Commercial property transactions in the Asia Pacific (APAC) region increased by 17 percent to US$43 billion (S$57.53 billion) in Q4 2014 compared to the same period in 2013, according to a JLL report.
As a result, transaction volumes rose by 2 percent to US$131 billion (S$175.26 billion) for the entire year despite a sluggish market during the first half of 2014.
“The final quarter of 2014 was buoyed by strong results in Asia Pacific’s largest markets of Australia, Japan and China as well as record performances from South Korea and New Zealand,” said the property consultancy.
However, commercial property transactions in Singapore slumped by 64 percent year-on-year to US$1.2 billion (S$1.61 billion) in the last quarter. Consequently, transaction volumes for the whole year fell 30 percent to US$8.1 billion (S$10.84 billion) due to a lack of available products throughout 2014.
Moving forward, APAC’s strong year-end tally in 2014 is expected to bolster the level of commercial property transactions in 1H 2015, while the region’s total volume is projected to reach a new record high of US$140 billion (S$187.31 billion) for the entirety of 2015, based on JLL estimates.

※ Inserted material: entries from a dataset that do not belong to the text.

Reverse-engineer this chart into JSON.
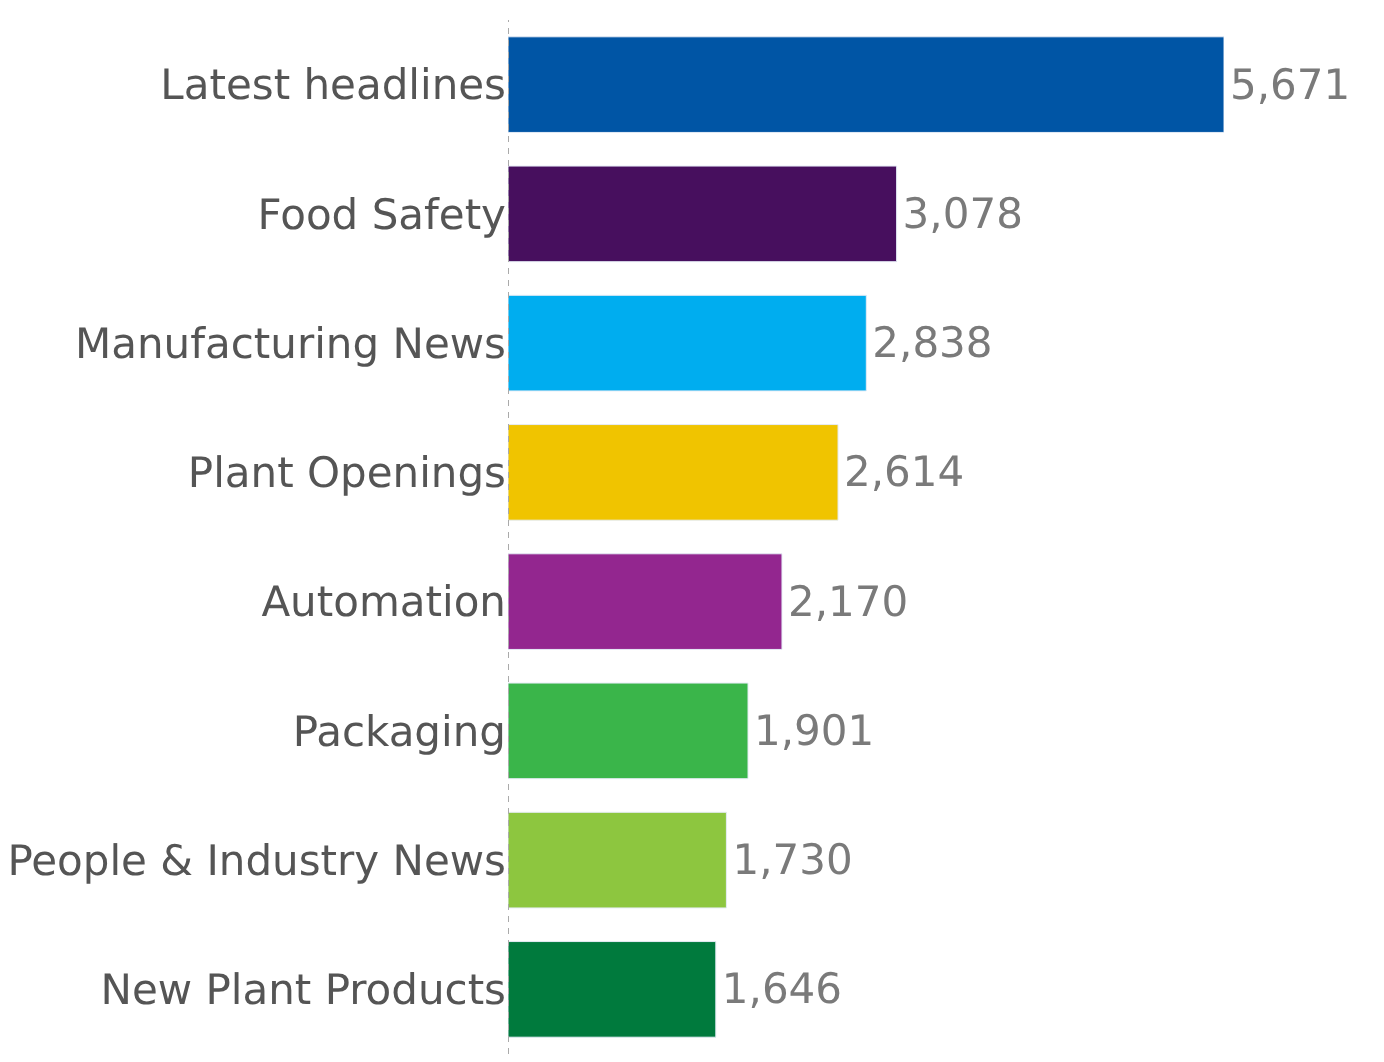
{
  "chart_data": {
    "type": "bar",
    "orientation": "horizontal",
    "categories": [
      "Latest headlines",
      "Food Safety",
      "Manufacturing News",
      "Plant Openings",
      "Automation",
      "Packaging",
      "People & Industry News",
      "New Plant Products"
    ],
    "values": [
      5671,
      3078,
      2838,
      2614,
      2170,
      1901,
      1730,
      1646
    ],
    "colors": [
      "#0055a5",
      "#470f5e",
      "#00adef",
      "#f0c400",
      "#93268f",
      "#3ab54a",
      "#8dc63f",
      "#007a3d"
    ],
    "value_labels": [
      "5,671",
      "3,078",
      "2,838",
      "2,614",
      "2,170",
      "1,901",
      "1,730",
      "1,646"
    ]
  }
}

“Private equity (PE) funds will almost certainly be active buyers and sellers in the region in 2015. Many of the 2006-2007 PE funds are reaching maturity and there are a number of funds actively in the market after raising in excess of US$10 billion (S$13.38 billion) last year,” said Megan Walters, JLL’s Research Head for APAC Capital Markets.
As for Singapore, its commercial property transactions are forecasted to rebound this year due to a strong deal pipeline, with several transactions reaching advanced stages of negotiations by Q4 2014.